Robert Cornwall said…

I think one of the questions we need to wrestle with in the Christian community is this:

Is there a difference between proselytism and evangelism? By definition evangelism is sharing the good news that one has experienced in one's walk with God as revealed in Jesus. Proselytism is often used as a synonym, but it has a more sinister element.

In my interfaith work I've not tried to convert my Muslim, Jewish, or Hindu friends. On the other hand, in America, the numbers of unattached is pretty high. So how do we, in a way that is respectful, honorable, and up front, invite them in to relationship with God?
Anonymous said…
"So how do we, in a way that is respectful, honorable, and up front, invite them in to relationship with God?"

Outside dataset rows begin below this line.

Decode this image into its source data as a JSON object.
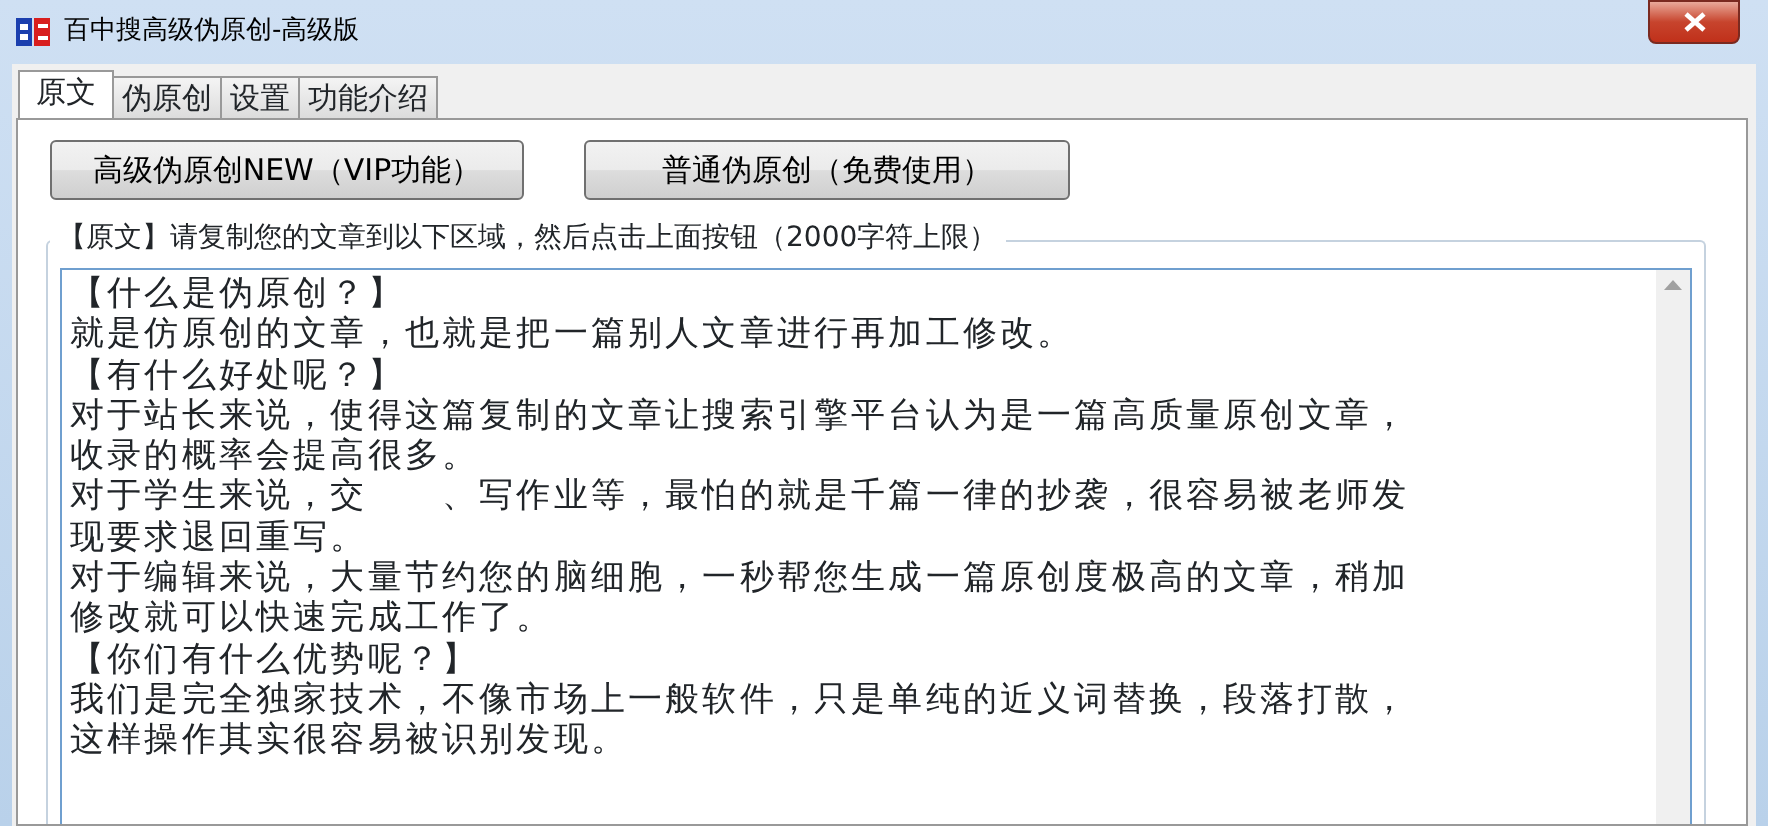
{
  "window": {
    "title": "百中搜高级伪原创-高级版"
  },
  "tabs": [
    {
      "label": "原文",
      "selected": true
    },
    {
      "label": "伪原创",
      "selected": false
    },
    {
      "label": "设置",
      "selected": false
    },
    {
      "label": "功能介绍",
      "selected": false
    }
  ],
  "buttons": [
    "高级伪原创NEW（VIP功能）",
    "普通伪原创（免费使用）"
  ],
  "group": {
    "label": "【原文】请复制您的文章到以下区域，然后点击上面按钮（2000字符上限）"
  },
  "text_lines": [
    "【什么是伪原创？】",
    "就是仿原创的文章，也就是把一篇别人文章进行再加工修改。",
    "【有什么好处呢？】",
    "对于站长来说，使得这篇复制的文章让搜索引擎平台认为是一篇高质量原创文章，",
    "收录的概率会提高很多。",
    "对于学生来说，交　　、写作业等，最怕的就是千篇一律的抄袭，很容易被老师发",
    "现要求退回重写。",
    "对于编辑来说，大量节约您的脑细胞，一秒帮您生成一篇原创度极高的文章，稍加",
    "修改就可以快速完成工作了。",
    "【你们有什么优势呢？】",
    "我们是完全独家技术，不像市场上一般软件，只是单纯的近义词替换，段落打散，",
    "这样操作其实很容易被识别发现。"
  ]
}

* By being more concerned with openingly living the Good News than with preaching it;

* By being the Kingdom of the God here and now;

* By being the hands and arms and feet and sweat and exertion of Jesus, the body of Christ - by being the tangible and effective presence of God in the world;

* By feeding, quenching, clothing, housing, including and visiting - being here and now the unrestrained love and unconditional grace of God;

* By enthusiastically and persistently advocating justice as restoration and compassion as a community norm and hospitality and generosity as a personal norm.
David said…
Hey, atheists (4) were invited for the 1st time this year to the pope's interfaith thingy, oh, and kung-fu monks too-

Benedict welcomed some 300 leaders representing a rainbow of faiths to the hilltop Italian town of Assisi to commemorate the 25th anniversary of a daylong prayer for peace here called by Pope John Paul II in 1986 amid Cold War conflicts.